Veteran space executive Rob Meyerson leaves Jeff Bezos’ Blue Origin venture

Blue Origin’s Rob Meyerson speaks at the 2016 International Symposium for Personal and Commercial Spaceflight in New Mexico. (ISPCS via YouTube)

Rob Meyerson, who was the president of Amazon billionaire Jeff Bezos’ Blue Origin space venture until this year, says he’s left the company.

Since January, Meyerson has served as senior vice president, in charge of advanced development programs such as the Blue Moon lunar lander system and the New Armstrong interplanetary-class rocket. In an email, he told GeekWire that Friday was his last day at the company, which grew from 10 employees to more than 1,500 during his tenure.

Meyerson said he was “taking some time off to determine my next steps.”

The Michigan native came to Kent, Wash.-based Blue Origin in 2003 from Kirkland, Wash.-based Kistler Aerospace, where he was a senior program manager, according to his LinkedIn website. Before Kistler, Meyerson was an aerospace engineer at NASA’s Johnson Space Center in Texas for 12 years, working on the space shuttle and space station programs as well as the X-38 crew rescue vehicle program.

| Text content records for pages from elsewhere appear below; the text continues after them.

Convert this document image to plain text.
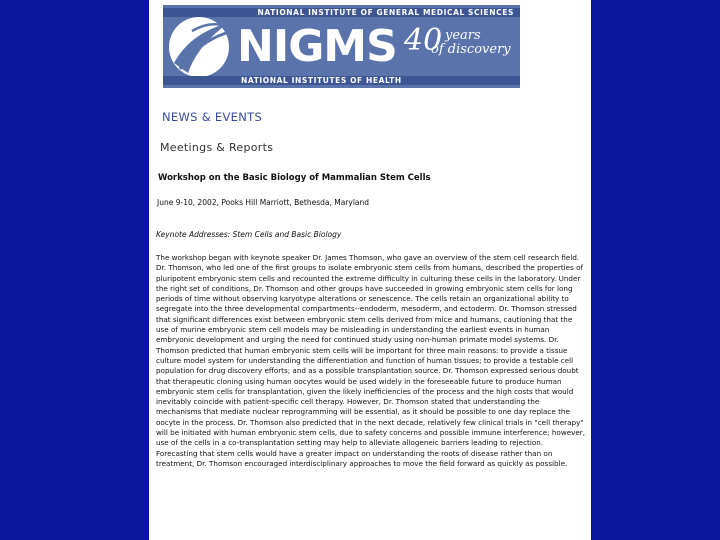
NATIONAL INSTITUTE OF GENERAL MEDICAL SCIENCES
NIGMS 40 years
of discovery
NATIONAL INSTITUTES OF HEALTH
NEWS & EVENTS
Meetings & Reports
Workshop on the Basic Biology of Mammalian Stem Cells
June 9-10, 2002, Pooks Hill Marriott, Bethesda, Maryland
Keynote Addresses: Stem Cells and Basic Biology

The workshop began with keynote speaker Dr. James Thomson, who gave an overview of the stem cell research field. Dr. Thomson, who led one of the first groups to isolate embryonic stem cells from humans, described the properties of pluripotent embryonic stem cells and recounted the extreme difficulty in culturing these cells in the laboratory. Under the right set of conditions, Dr. Thomson and other groups have succeeded in growing embryonic stem cells for long periods of time without observing karyotype alterations or senescence. The cells retain an organizational ability to segregate into the three developmental compartments--endoderm, mesoderm, and ectoderm. Dr. Thomson stressed that significant differences exist between embryonic stem cells derived from mice and humans, cautioning that the use of murine embryonic stem cell models may be misleading in understanding the earliest events in human embryonic development and urging the need for continued study using non-human primate model systems. Dr. Thomson predicted that human embryonic stem cells will be important for three main reasons: to provide a tissue culture model system for understanding the differentiation and function of human tissues; to provide a testable cell population for drug discovery efforts; and as a possible transplantation source. Dr. Thomson expressed serious doubt that therapeutic cloning using human oocytes would be used widely in the foreseeable future to produce human embryonic stem cells for transplantation, given the likely inefficiencies of the process and the high costs that would inevitably coincide with patient-specific cell therapy. However, Dr. Thomson stated that understanding the mechanisms that mediate nuclear reprogramming will be essential, as it should be possible to one day replace the oocyte in the process. Dr. Thomson also predicted that in the next decade, relatively few clinical trials in "cell therapy" will be initiated with human embryonic stem cells, due to safety concerns and possible immune interference; however, use of the cells in a co-transplantation setting may help to alleviate allogeneic barriers leading to rejection. Forecasting that stem cells would have a greater impact on understanding the roots of disease rather than on treatment, Dr. Thomson encouraged interdisciplinary approaches to move the field forward as quickly as possible.
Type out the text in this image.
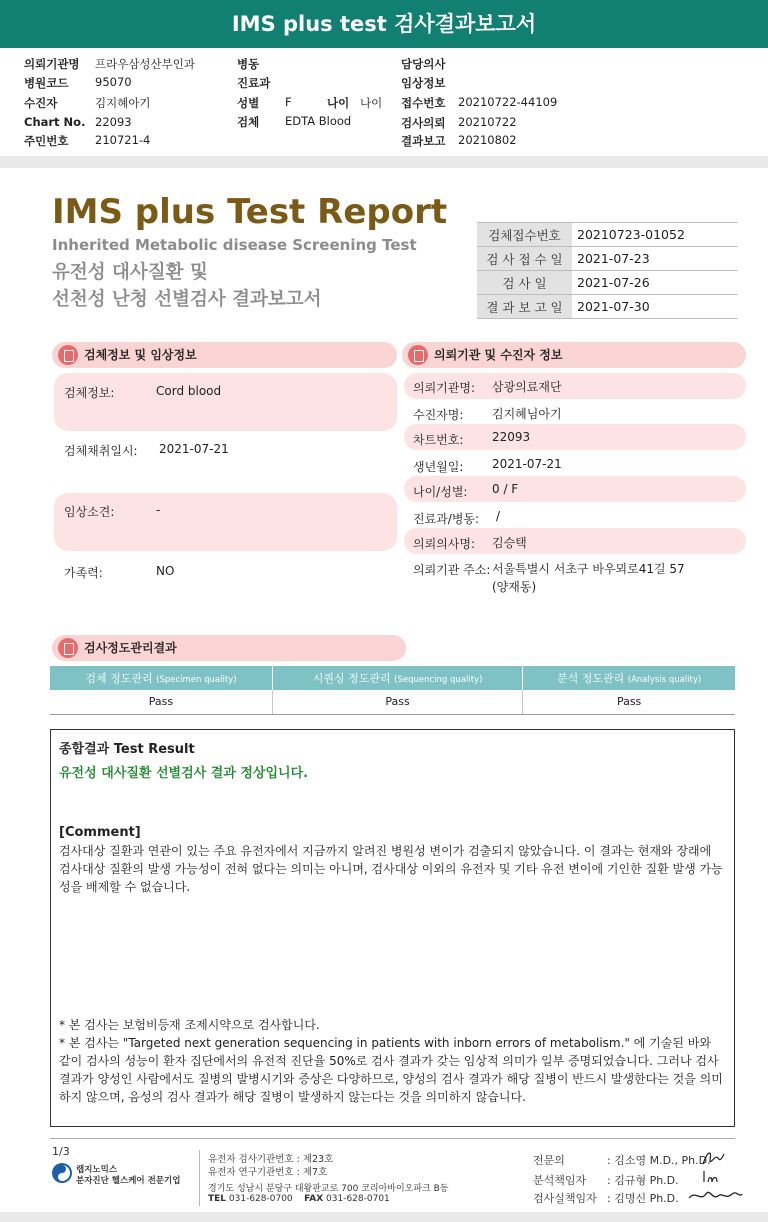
IMS plus test 검사결과보고서
의뢰기관명 프라우삼성산부인과
병원코드 95070
수진자	김지혜아기
Chart No. 22093
주민번호 210721-4
병동
진료과
성별 F	나이 나이
검체 EDTA Blood
담당의사
임상정보
접수번호 20210722-44109
검사의뢰 20210722
결과보고 20210802
IMS plus Test Report
Inherited Metabolic disease Screening Test
유전성 대사질환 및
선천성 난청 선별검사 결과보고서
검체접수번호	20210723-01052
검 사 접 수 일	2021-07-23
검 사 일	2021-07-26
결 과 보 고 일	2021-07-30
검체정보 및 임상정보
검체정보:	Cord blood
검체채취일시: 2021-07-21
임상소견:	-
가족력:	NO
의뢰기관 및 수진자 정보
의뢰기관명: 삼광의료재단
수진자명: 김지혜님아기
차트번호: 22093
생년월일: 2021-07-21
나이/성별: 0 / F
진료과/병동: /
의뢰의사명: 김승택
의뢰기관 주소: 서울특별시 서초구 바우뫼로41길 57
(양재동)
검사정도관리결과
검체 정도관리 (Specimen quality)	시퀀싱 정도관리 (Sequencing quality)	분석 정도관리 (Analysis quality)
Pass	Pass	Pass
종합결과 Test Result
유전성 대사질환 선별검사 결과 정상입니다.
[Comment]
검사대상 질환과 연관이 있는 주요 유전자에서 지금까지 알려진 병원성 변이가 검출되지 않았습니다. 이 결과는 현재와 장래에 검사대상 질환의 발생 가능성이 전혀 없다는 의미는 아니며, 검사대상 이외의 유전자 및 기타 유전 변이에 기인한 질환 발생 가능성을 배제할 수 없습니다.
* 본 검사는 보험비등재 조제시약으로 검사합니다.
* 본 검사는 "Targeted next generation sequencing in patients with inborn errors of metabolism." 에 기술된 바와 같이 검사의 성능이 환자 집단에서의 유전적 진단율 50%로 검사 결과가 갖는 임상적 의미가 일부 증명되었습니다. 그러나 검사 결과가 양성인 사람에서도 질병의 발병시기와 증상은 다양하므로, 양성의 검사 결과가 해당 질병이 반드시 발생한다는 것을 의미하지 않으며, 음성의 검사 결과가 해당 질병이 발생하지 않는다는 것을 의미하지 않습니다.
1/3
랩지노믹스
분자진단 헬스케어 전문기업
유전자 검사기관번호 : 제23호
유전자 연구기관번호 : 제7호
경기도 성남시 분당구 대왕판교로 700 코리아바이오파크 B동
TEL 031-628-0700 FAX 031-628-0701
전문의	: 김소영 M.D., Ph.D.
분석책임자 : 김규형 Ph.D.
검사실책임자 : 김명신 Ph.D.
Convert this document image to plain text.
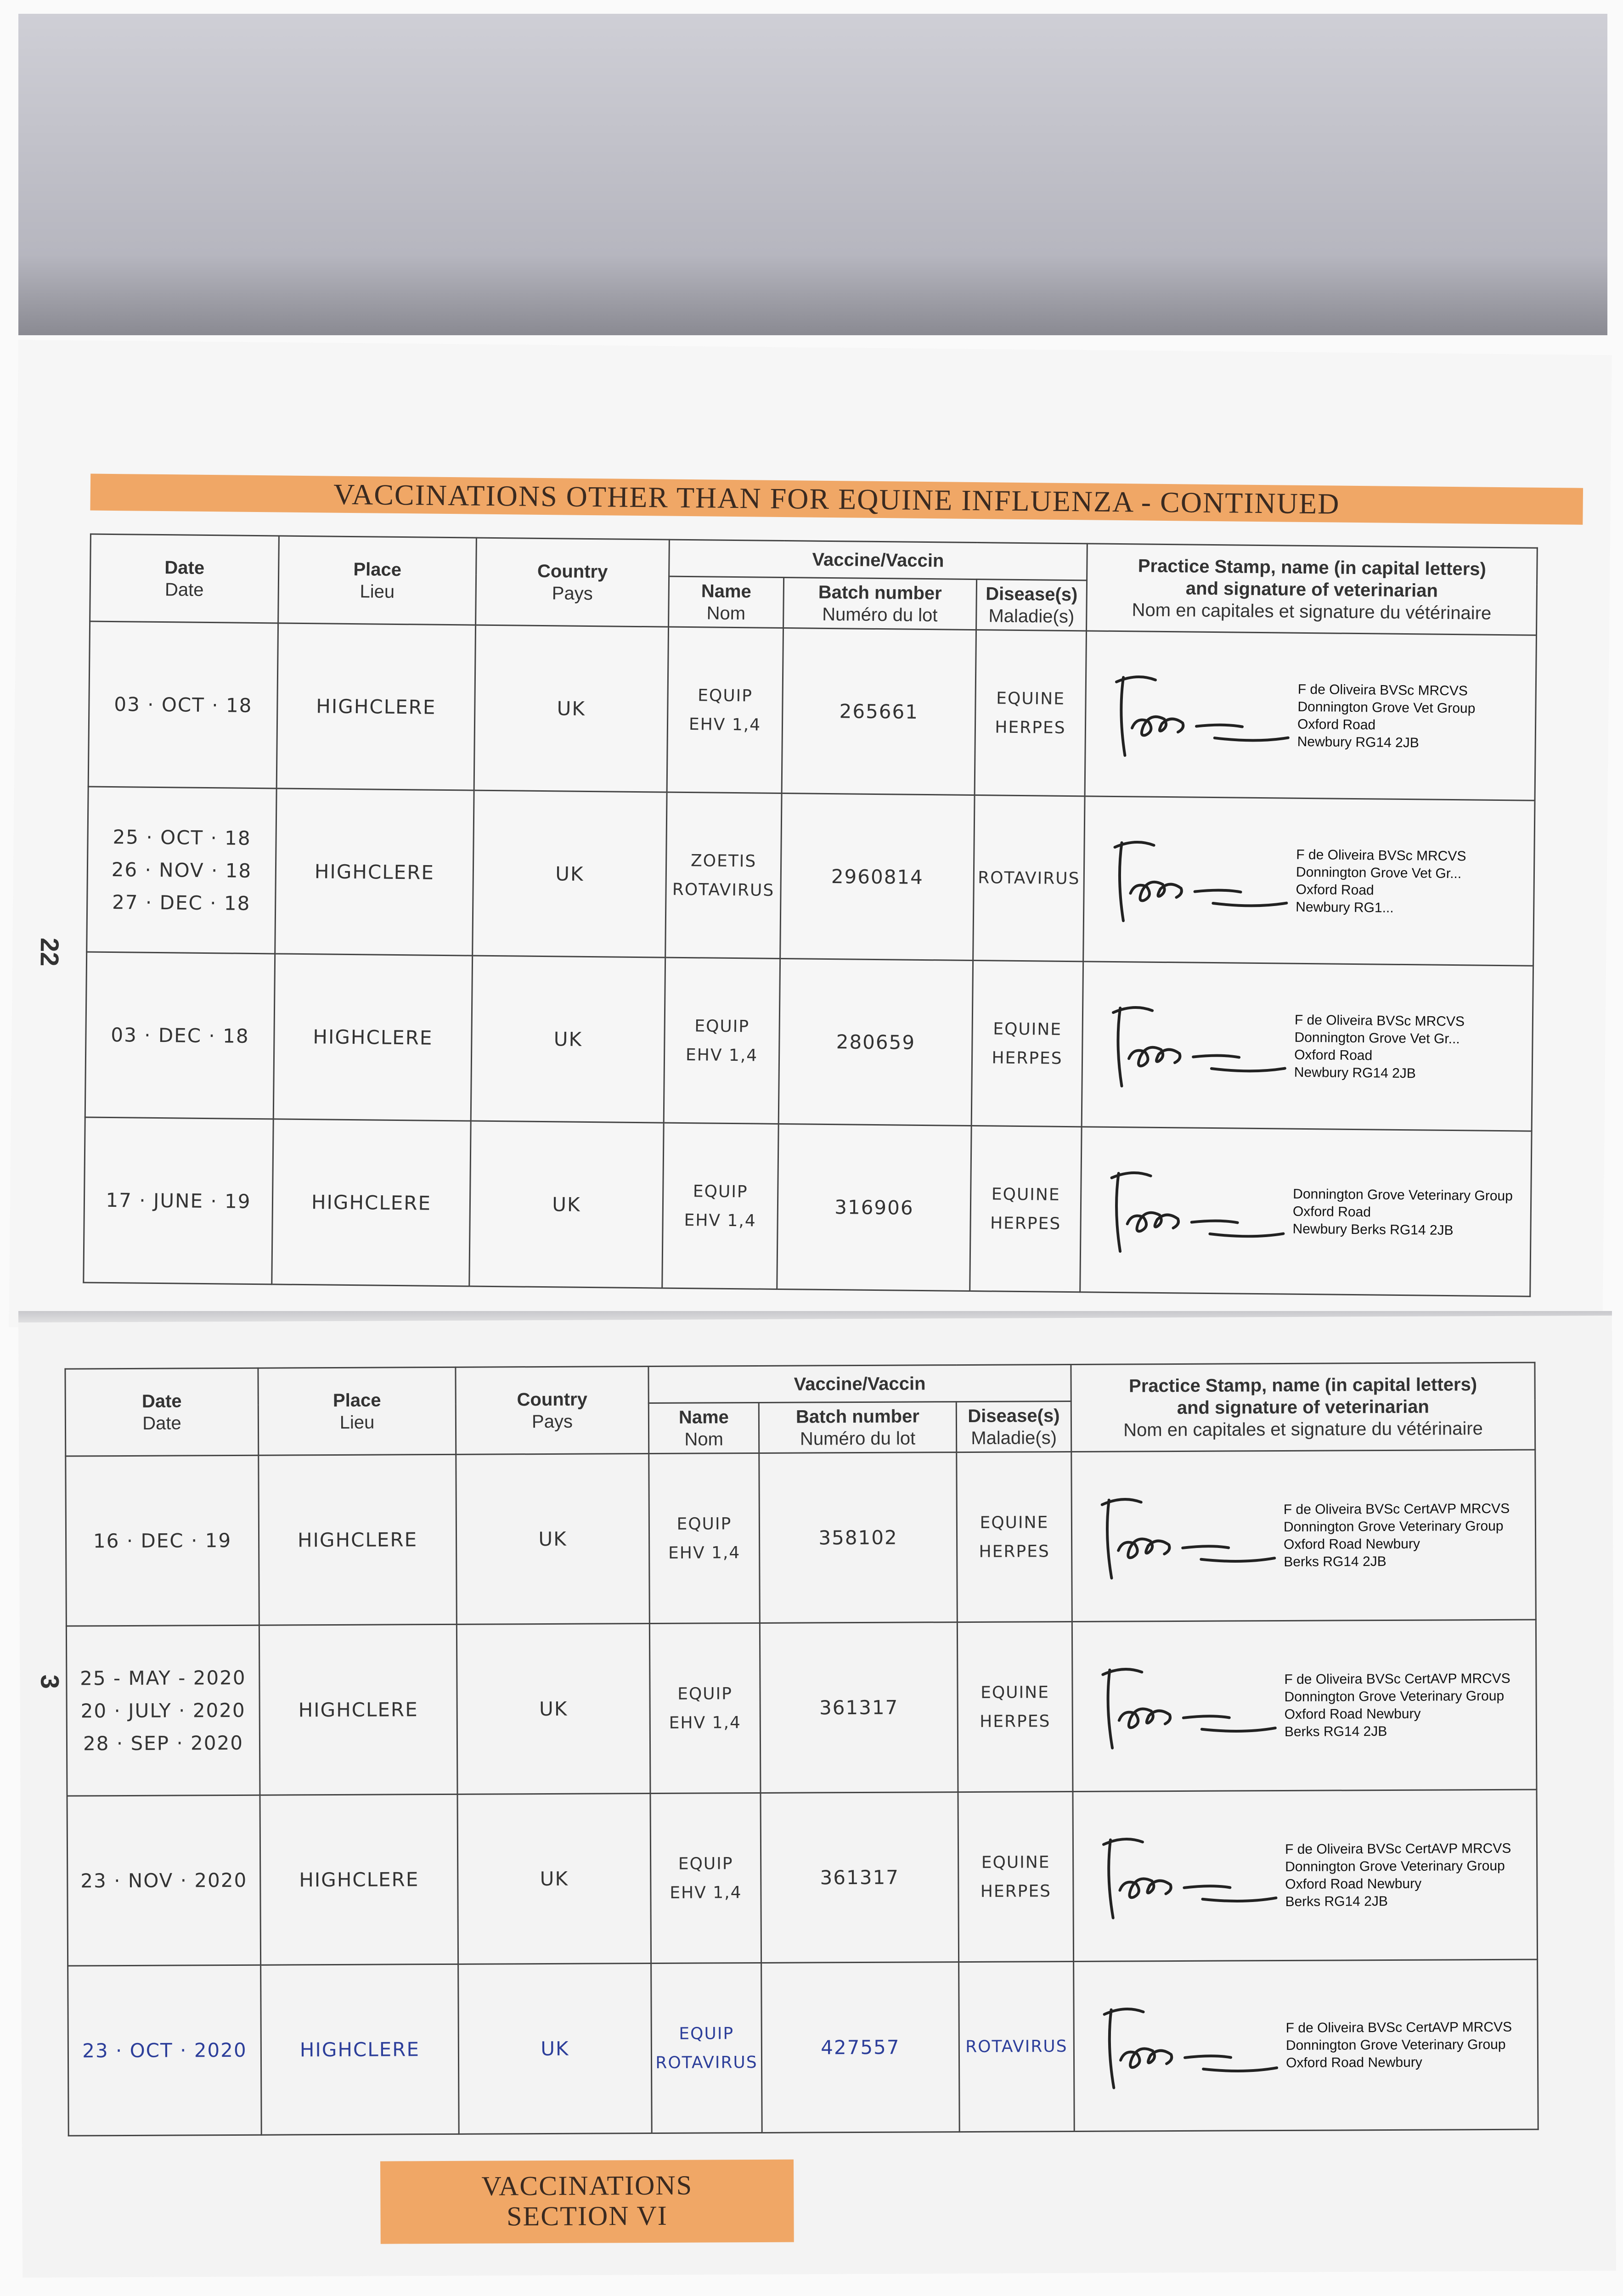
22
VACCINATIONS OTHER THAN FOR EQUINE INFLUENZA - CONTINUED
Date
Date	Place
Lieu	Country
Pays	Vaccine/Vaccin			Practice Stamp, name (in capital letters)
and signature of veterinarian
Nom en capitales et signature du vétérinaire
			Name
Nom	Batch number
Numéro du lot	Disease(s)
Maladie(s)	

03 · OCT · 18	HIGHCLERE	UK	EQUIP
EHV 1,4	265661	EQUINE
HERPES	F de Oliveira BVSc MRCVS
Donnington Grove Vet Group
Oxford Road
Newbury RG14 2JB

25 · OCT · 18
26 · NOV · 18
27 · DEC · 18	HIGHCLERE	UK	ZOETIS
ROTAVIRUS	2960814	ROTAVIRUS	F de Oliveira BVSc MRCVS
Donnington Grove Vet Gr...
Oxford Road
Newbury RG1...

03 · DEC · 18	HIGHCLERE	UK	EQUIP
EHV 1,4	280659	EQUINE
HERPES	F de Oliveira BVSc MRCVS
Donnington Grove Vet Gr...
Oxford Road
Newbury RG14 2JB

17 · JUNE · 19	HIGHCLERE	UK	EQUIP
EHV 1,4	316906	EQUINE
HERPES	Donnington Grove Veterinary Group
Oxford Road
Newbury Berks RG14 2JB
3
Date
Date	Place
Lieu	Country
Pays	Vaccine/Vaccin			Practice Stamp, name (in capital letters)
and signature of veterinarian
Nom en capitales et signature du vétérinaire
			Name
Nom	Batch number
Numéro du lot	Disease(s)
Maladie(s)	

16 · DEC · 19	HIGHCLERE	UK	EQUIP
EHV 1,4	358102	EQUINE
HERPES	F de Oliveira BVSc CertAVP MRCVS
Donnington Grove Veterinary Group
Oxford Road Newbury
Berks RG14 2JB

25 - MAY - 2020
20 · JULY · 2020
28 · SEP · 2020	HIGHCLERE	UK	EQUIP
EHV 1,4	361317	EQUINE
HERPES	F de Oliveira BVSc CertAVP MRCVS
Donnington Grove Veterinary Group
Oxford Road Newbury
Berks RG14 2JB

23 · NOV · 2020	HIGHCLERE	UK	EQUIP
EHV 1,4	361317	EQUINE
HERPES	F de Oliveira BVSc CertAVP MRCVS
Donnington Grove Veterinary Group
Oxford Road Newbury
Berks RG14 2JB

23 · OCT · 2020	HIGHCLERE	UK	EQUIP
ROTAVIRUS	427557	ROTAVIRUS	F de Oliveira BVSc CertAVP MRCVS
Donnington Grove Veterinary Group
Oxford Road Newbury
VACCINATIONS
SECTION VI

As president at Blue Origin, Meyerson had a public profile second only to Bezos’. During a Senate subcommittee hearing in April 2017, for example, he pleaded the company’s case for streamlined space regulations. But in September 2017, aerospace executive Bob Smith took the spotlight as Blue Origin’s first official CEO, and Meyerson switched roles just a few months later.

Meyerson is leaving during a crucial time for Blue Origin: The company is gearing up for the first passenger flights on its New Shepard suborbital spaceship early next year, preparing for production of its New Glenn orbital-class rockets and BE-4 rocket engines (with Air Force backing), and putting its hand in for future Blue Moon deliveries as part of NASA’s lunar initiatives. Blue Origin is also among 13 teams due to deliver a report this year on commercializing low-Earth-orbit space operations.